Provost Susan M. Collins commended Hilton for his overall leadership and said a national search for a new university librarian-dean of libraries would launch during the winter term. She is seeking recommendations for membership on a search advisory committee and for that panel’s leadership.
“I commend James for his visionary approach and extensive efforts related to academic innovation. We are, indeed, fortunate that he will remain at Michigan and keep leading us into the future in this critical area,” Collins said.
Hilton said he has always considered the library to be the heart of campus, primarily because of the dedicated staff.
“For nine years we have worked together on an aspirational journey to ensure that the library is a culture and place of sustained and supported innovation,” Hilton wrote to his library colleagues.
“We have collaborated to be indispensable partners in the world-changing work of the university with the library as the platform that enables discovery, teaching, learning, health, invention and creative expression. It is an honor to be in your company and a privilege to serve as your dean.”

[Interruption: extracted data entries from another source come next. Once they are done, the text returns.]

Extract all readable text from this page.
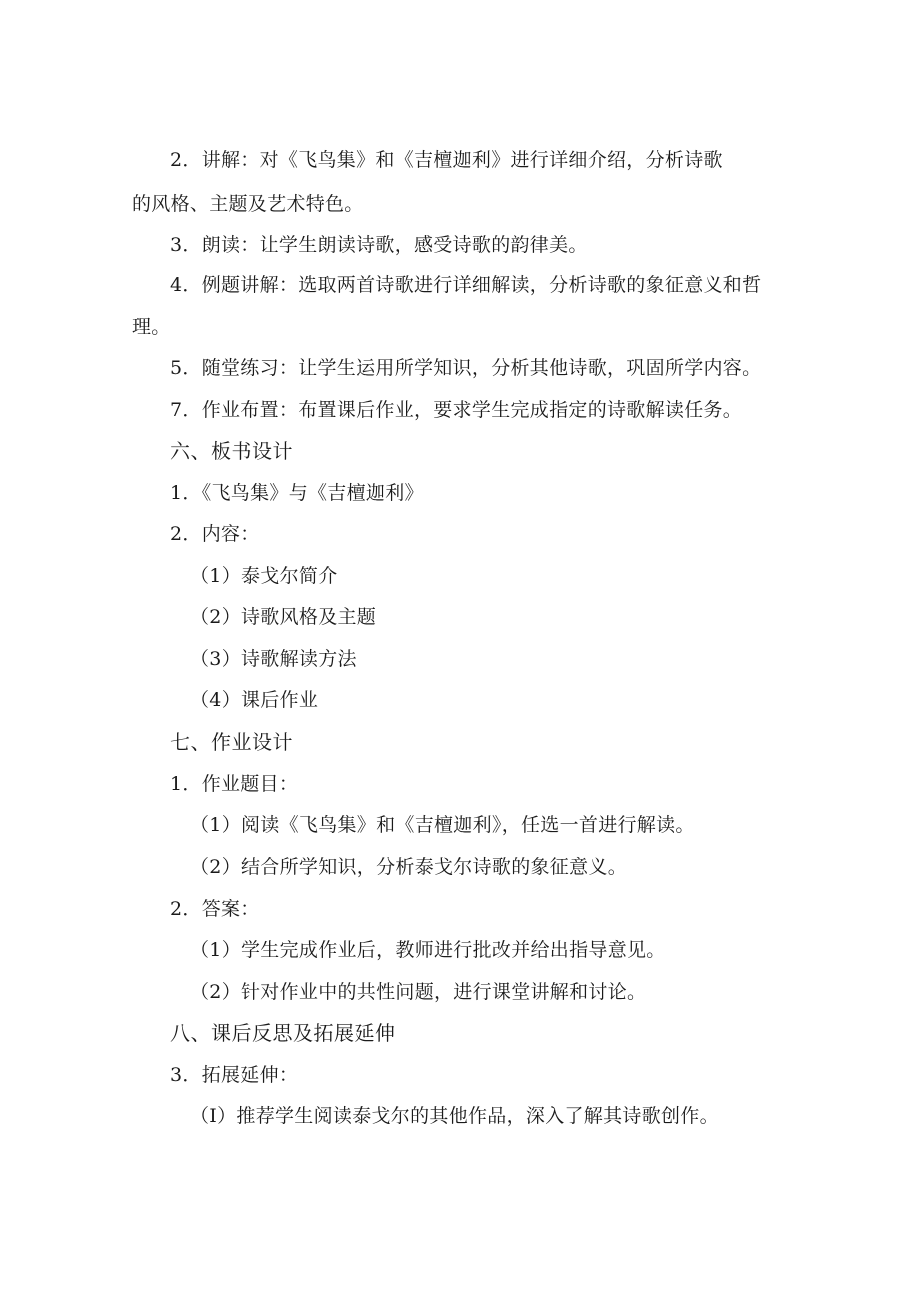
2．讲解：对《飞鸟集》和《吉檀迦利》进行详细介绍，分析诗歌
的风格、主题及艺术特色。
3．朗读：让学生朗读诗歌，感受诗歌的韵律美。
4．例题讲解：选取两首诗歌进行详细解读，分析诗歌的象征意义和哲
理。
5．随堂练习：让学生运用所学知识，分析其他诗歌，巩固所学内容。
7．作业布置：布置课后作业，要求学生完成指定的诗歌解读任务。
六、板书设计
1．《飞鸟集》与《吉檀迦利》
2．内容：
（1）泰戈尔简介
（2）诗歌风格及主题
（3）诗歌解读方法
（4）课后作业
七、作业设计
1．作业题目：
（1）阅读《飞鸟集》和《吉檀迦利》，任选一首进行解读。
（2）结合所学知识，分析泰戈尔诗歌的象征意义。
2．答案：
（1）学生完成作业后，教师进行批改并给出指导意见。
（2）针对作业中的共性问题，进行课堂讲解和讨论。
八、课后反思及拓展延伸
3．拓展延伸：
（I）推荐学生阅读泰戈尔的其他作品，深入了解其诗歌创作。
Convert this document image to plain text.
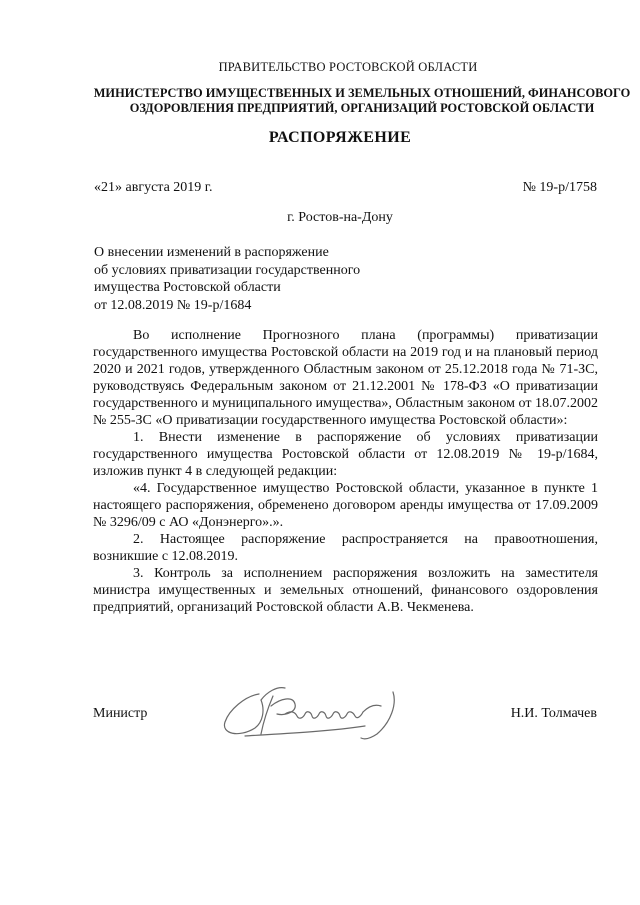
ПРАВИТЕЛЬСТВО РОСТОВСКОЙ ОБЛАСТИ
МИНИСТЕРСТВО ИМУЩЕСТВЕННЫХ И ЗЕМЕЛЬНЫХ ОТНОШЕНИЙ, ФИНАНСОВОГО
ОЗДОРОВЛЕНИЯ ПРЕДПРИЯТИЙ, ОРГАНИЗАЦИЙ РОСТОВСКОЙ ОБЛАСТИ
РАСПОРЯЖЕНИЕ
«21» августа 2019 г.	№ 19-р/1758
г. Ростов-на-Дону
О внесении изменений в распоряжение
об условиях приватизации государственного
имущества Ростовской области
от 12.08.2019 № 19-р/1684

Во исполнение Прогнозного плана (программы) приватизации государственного имущества Ростовской области на 2019 год и на плановый период 2020 и 2021 годов, утвержденного Областным законом от 25.12.2018 года № 71-ЗС, руководствуясь Федеральным законом от 21.12.2001 № 178-ФЗ «О приватизации государственного и муниципального имущества», Областным законом от 18.07.2002 № 255-ЗС «О приватизации государственного имущества Ростовской области»:

1. Внести изменение в распоряжение об условиях приватизации государственного имущества Ростовской области от 12.08.2019 № 19-р/1684, изложив пункт 4 в следующей редакции:

«4. Государственное имущество Ростовской области, указанное в пункте 1 настоящего распоряжения, обременено договором аренды имущества от 17.09.2009 № 3296/09 с АО «Донэнерго».».

2. Настоящее распоряжение распространяется на правоотношения, возникшие с 12.08.2019.

3. Контроль за исполнением распоряжения возложить на заместителя министра имущественных и земельных отношений, финансового оздоровления предприятий, организаций Ростовской области А.В. Чекменева.

Министр	Н.И. Толмачев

Before returning to U-M in 2013, Hilton was vice president and chief information officer at the University of Virginia from 2006-13. From 2001-06, he was associate provost for academic information and instructional technology affairs at U-M.
Collins thanked Hilton for his dedication to the important mission of the libraries and “offering services that represent a great 21st century public research library.”
Over his nearly decade of service to U-M, Collins said, Hilton had led the development of digital scholarship services, increased the awareness of and access to U-M faculty research, piloted new models of sustainable open-access publishing, furthered the potential for cooperative collection sharing, preservation and collaboration, and increased the organization’s focus on redressing issues of bias and racism.
Collins said she would meet soon with members of the Library Council to discuss the search process and she invited library staff and others to share feedback through a survey form on key issues, attributes of a new university librarian-dean of libraries, nominations for the search advisory committee, and thoughts on who might chair the search advisory committee.